Un père vient de mourir et le fils, transi dans le cimetière, sait déjà que le défunt « n’habite pas cette tombe » où on le glisse. « Nos morts nous constituent », écrit le narrateur à propos de ce disparu qui ne le lâchera plus. Il hante, survivance tyrannique, ses jours comme ses nuits, colocataire de ses insomnies, venu y creuser par effraction sa vraie sépulture. Avec Les Lendemains d’hier (éd. Elyzad), Ali Bécheur, l’un des auteurs majeurs de la littérature tunisienne contemporaine, signe un roman – son huitième – dédié à l’empire de la filiation : l’histoire de la vaine révolte d’un fils face à l’« absent toujours présent ».

Un monologue insurgé

Ce livre narre un combat exténué. Comment exister devant un père monumental, enfant de barbier de la médina devenu à force d’études une étoile du barreau de Tunis, défenseur des patriotes dressés contre la France puis notable après l’indépendance de 1956 ? Comment le combler, le flatter, quand on préfère le foot à la classe, la plage à la géométrie, les filles aux dictées ? Ainsi s’étire une poignante complainte, trop lucide pour être éplorée, celle d’un fils qui a grandi avec la peur de décevoir sa majesté de père, la douleur lancinante d’être affligé d’« un manque que rien ne comblerait ».

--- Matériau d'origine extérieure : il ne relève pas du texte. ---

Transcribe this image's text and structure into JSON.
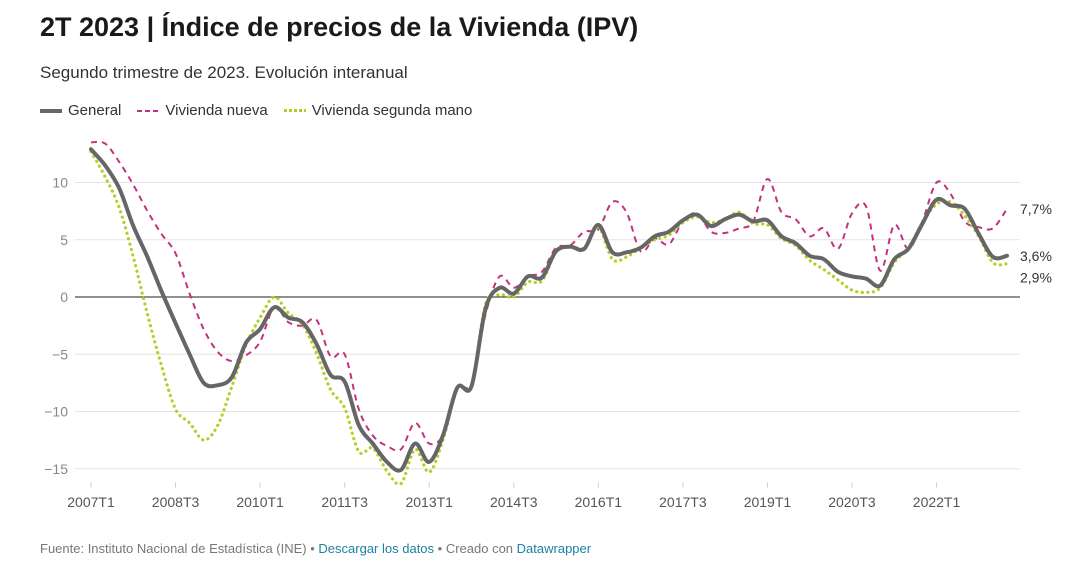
{
  "header": {
    "title": "2T 2023 | Índice de precios de la Vivienda (IPV)",
    "subtitle": "Segundo trimestre de 2023. Evolución interanual"
  },
  "legend": {
    "items": [
      {
        "label": "General",
        "color": "#666666"
      },
      {
        "label": "Vivienda nueva",
        "color": "#c4317e"
      },
      {
        "label": "Vivienda segunda mano",
        "color": "#b4cf23"
      }
    ]
  },
  "footer": {
    "source": "Fuente: Instituto Nacional de Estadística (INE)",
    "sep1": " • ",
    "download": "Descargar los datos",
    "sep2": " • Creado con ",
    "tool": "Datawrapper"
  },
  "chart_data": {
    "type": "line",
    "x_ticks": [
      "2007T1",
      "2008T3",
      "2010T1",
      "2011T3",
      "2013T1",
      "2014T3",
      "2016T1",
      "2017T3",
      "2019T1",
      "2020T3",
      "2022T1"
    ],
    "x_labels": [
      "2007T1",
      "2007T2",
      "2007T3",
      "2007T4",
      "2008T1",
      "2008T2",
      "2008T3",
      "2008T4",
      "2009T1",
      "2009T2",
      "2009T3",
      "2009T4",
      "2010T1",
      "2010T2",
      "2010T3",
      "2010T4",
      "2011T1",
      "2011T2",
      "2011T3",
      "2011T4",
      "2012T1",
      "2012T2",
      "2012T3",
      "2012T4",
      "2013T1",
      "2013T2",
      "2013T3",
      "2013T4",
      "2014T1",
      "2014T2",
      "2014T3",
      "2014T4",
      "2015T1",
      "2015T2",
      "2015T3",
      "2015T4",
      "2016T1",
      "2016T2",
      "2016T3",
      "2016T4",
      "2017T1",
      "2017T2",
      "2017T3",
      "2017T4",
      "2018T1",
      "2018T2",
      "2018T3",
      "2018T4",
      "2019T1",
      "2019T2",
      "2019T3",
      "2019T4",
      "2020T1",
      "2020T2",
      "2020T3",
      "2020T4",
      "2021T1",
      "2021T2",
      "2021T3",
      "2021T4",
      "2022T1",
      "2022T2",
      "2022T3",
      "2022T4",
      "2023T1",
      "2023T2"
    ],
    "y_ticks": [
      10,
      5,
      0,
      -5,
      -10,
      -15
    ],
    "y_tick_labels": [
      "10",
      "5",
      "0",
      "−5",
      "−10",
      "−15"
    ],
    "ylim": [
      -16.5,
      13.5
    ],
    "grid": true,
    "legend_position": "top-left",
    "series": [
      {
        "name": "General",
        "color": "#666666",
        "style": "solid",
        "end_label": "3,6%",
        "values": [
          12.9,
          11.5,
          9.5,
          6.2,
          3.5,
          0.5,
          -2.3,
          -5.0,
          -7.5,
          -7.7,
          -7.0,
          -4.0,
          -2.8,
          -0.9,
          -1.8,
          -2.2,
          -4.1,
          -6.8,
          -7.4,
          -11.2,
          -12.8,
          -14.4,
          -15.1,
          -12.8,
          -14.4,
          -12.0,
          -7.9,
          -7.8,
          -1.0,
          0.8,
          0.3,
          1.8,
          1.7,
          4.0,
          4.4,
          4.2,
          6.3,
          3.9,
          3.9,
          4.3,
          5.3,
          5.7,
          6.7,
          7.2,
          6.2,
          6.8,
          7.2,
          6.6,
          6.7,
          5.3,
          4.7,
          3.6,
          3.3,
          2.2,
          1.8,
          1.6,
          1.0,
          3.3,
          4.2,
          6.4,
          8.5,
          8.0,
          7.7,
          5.5,
          3.5,
          3.6
        ]
      },
      {
        "name": "Vivienda nueva",
        "color": "#c4317e",
        "style": "dashed",
        "end_label": "7,7%",
        "values": [
          13.5,
          13.4,
          11.8,
          9.8,
          7.5,
          5.5,
          3.8,
          0.3,
          -2.8,
          -4.8,
          -5.6,
          -5.1,
          -3.9,
          -0.9,
          -2.2,
          -2.5,
          -2.0,
          -5.2,
          -5.0,
          -9.8,
          -12.1,
          -13.0,
          -13.3,
          -11.0,
          -12.8,
          -12.0,
          -7.9,
          -7.6,
          -1.5,
          1.8,
          0.8,
          1.8,
          2.2,
          4.3,
          4.5,
          5.7,
          5.9,
          8.3,
          7.4,
          4.0,
          5.1,
          4.6,
          6.6,
          7.3,
          5.7,
          5.6,
          6.0,
          6.6,
          10.3,
          7.4,
          6.8,
          5.3,
          6.0,
          4.2,
          7.3,
          7.9,
          2.3,
          6.3,
          4.2,
          6.6,
          10.0,
          9.0,
          6.6,
          6.1,
          6.0,
          7.7
        ]
      },
      {
        "name": "Vivienda segunda mano",
        "color": "#b4cf23",
        "style": "dotted",
        "end_label": "2,9%",
        "values": [
          12.7,
          10.5,
          7.8,
          3.5,
          -1.5,
          -6.0,
          -9.8,
          -11.0,
          -12.5,
          -11.2,
          -7.8,
          -4.2,
          -1.8,
          0.0,
          -1.4,
          -2.4,
          -4.9,
          -8.1,
          -9.7,
          -13.5,
          -13.2,
          -15.2,
          -16.3,
          -13.3,
          -15.3,
          -12.4,
          -8.0,
          -7.7,
          -0.6,
          0.2,
          0.0,
          1.3,
          1.4,
          3.9,
          4.4,
          4.3,
          6.1,
          3.3,
          3.5,
          4.3,
          5.0,
          5.4,
          6.5,
          7.0,
          6.5,
          6.8,
          7.4,
          6.4,
          6.3,
          5.1,
          4.5,
          3.2,
          2.4,
          1.5,
          0.6,
          0.4,
          0.8,
          3.0,
          4.3,
          6.5,
          8.1,
          8.3,
          7.1,
          5.3,
          3.0,
          2.9
        ]
      }
    ]
  }
}
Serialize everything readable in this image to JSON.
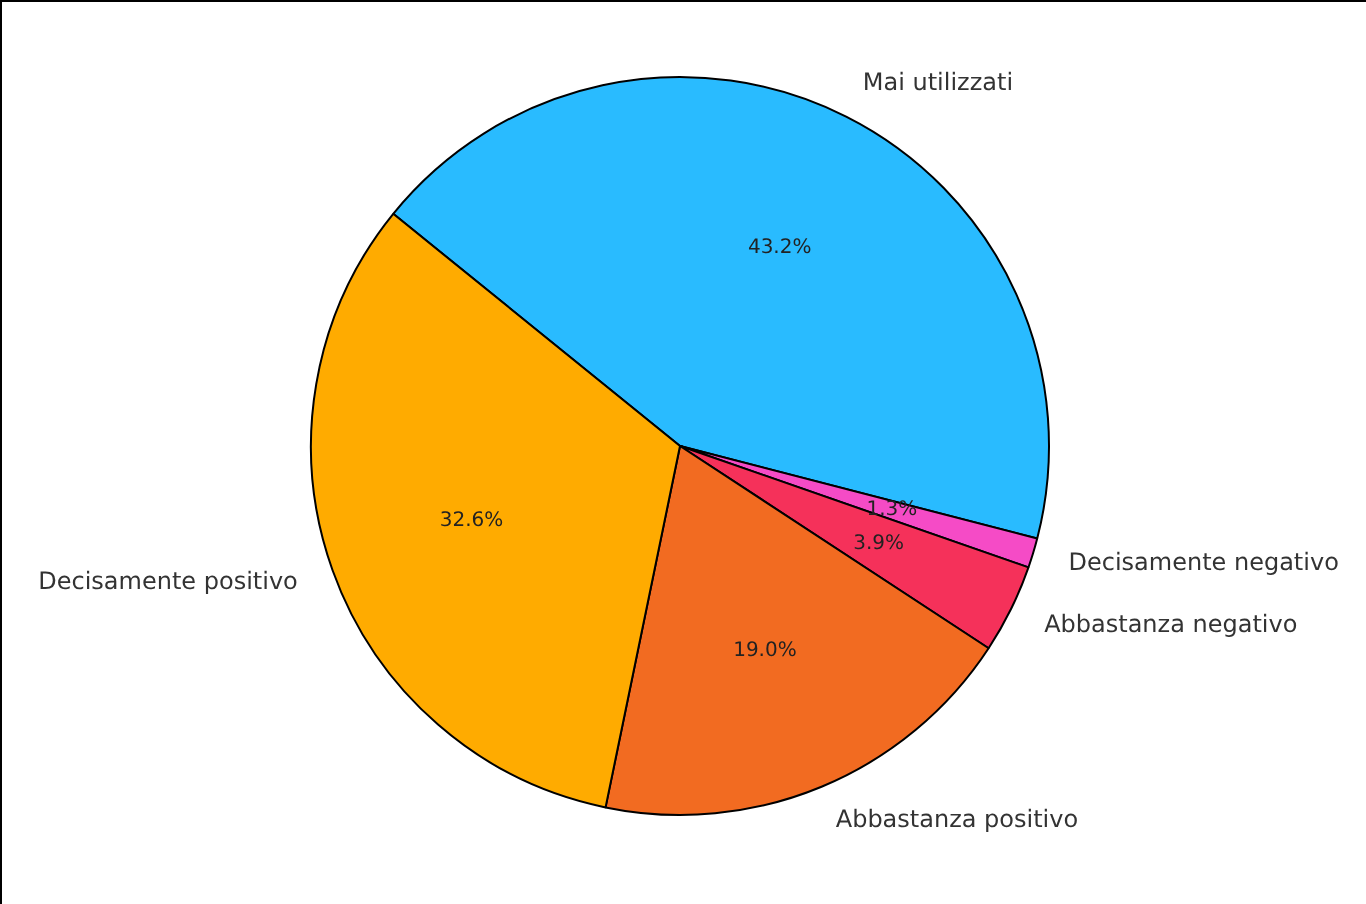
{
  "chart_data": {
    "type": "pie",
    "categories": [
      "Mai utilizzati",
      "Decisamente negativo",
      "Abbastanza negativo",
      "Abbastanza positivo",
      "Decisamente positivo"
    ],
    "values": [
      43.2,
      1.3,
      3.9,
      19.0,
      32.6
    ],
    "colors": [
      "#29bbff",
      "#f54bc6",
      "#f5315a",
      "#f26b21",
      "#ffab00"
    ],
    "value_labels": [
      "43.2%",
      "1.3%",
      "3.9%",
      "19.0%",
      "32.6%"
    ],
    "legend": false
  }
}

Ce père-là n’a jamais été un grand causeur à domicile, chiche de ses mots – paradoxe du ténor –, mais ses regards en disaient déjà trop. Le fils y lit le dépit : « Mauvais fils. » « Pourquoi ? Parce que je n’étais pas le fils dont tu rêvais ? » Alors il espère la rémission dans l’exploration de la mémoire du père, trame rafistolée à partir de « petits rien » car le taiseux a peu dévoilé de lui. « Je sais ce que tu penses. Que je fabule […], que je défigure ta mémoire. La faute à qui ? La faute à ton silence, à la muraille derrière laquelle tu t’es retranché. »

C’est un corps à corps, un pugilat avec l’absent, un monologue insurgé qui évoque le Syngué sabour d’Atiq Rahimi (POL, 2008). L’exercice apaise au bout du compte, car donner une voix à un amour aphone, dire le silence, c’est déjà un peu se libérer. Mais quel jeu de massacre au fil de cet affranchissement ! Ali Bécheur règle ses comptes avec l’imposture de la mémoire, cette chimère, cette mystification littéraire. Quand il retourne dans la maison du père, il ne voit que des « volets tirés » et un « mûrier desséché ». Tout a été englouti, il ne reste plus rien. Exhumer l’enfance, cette « insincérité », n’est à ses yeux qu’affabulation. Il rêve d’une « mémoire du vide ».

La chair, scandale politique

Est-ce la coquetterie du mémorialiste ? Car Ali Bécheur a fait son œuvre d’archéologue, fouillant le privé et excavant le collectif, divulguant du coup une magistrale histoire subjective de la Tunisie en marche. Le lecteur suit Si Omar – le père – dans le grand tourbillon de l’émancipation d’un peuple qui ne souffre plus le joug colonial et l’arrogance des « prépondérants », comme s’appelaient alors les Français du protectorat pour se distinguer de la masse indigène. Le fils-narrateur ne comprend guère les batailles d’adultes mais ce qu’il voit, ce qu’il vit physiquement, c’est la brutalité de la frontière qui se dresse dès que le sexe mûrit.

La bande de copains du quartier, celle du foot et des baignades, où s’entremêlaient le Français, l’Arabe, le Maltais et le Sicilien, soudain se scinde quand fleurissent les filles. « Bernard, Nino, César, Daniel, Eric pouvaient bander prépondérant, quant à moi je devais bander arabe. » Ainsi se déchire l’illusion d’une fraternité qui vient se fracasser sur le grand tabou de la chair, ce scandale politique. Ali Bécheur n’est jamais aussi convaincant que lorsqu’il balaye ce spectre des émotions, intimes et sociales. L’enquête sur le père déroute soudain, voie sans issue. Elle bifurque sur le fils s’éveillant à son siècle jusqu’à faire mentir l’auteur qui avait – sans trop y croire ? – prophétisé « une mémoire du vide ».

Les Lendemains d’hier, Ali Bécheur, éd. Elyzad, Tunis, 2017, 272 pages, 19,90 euros.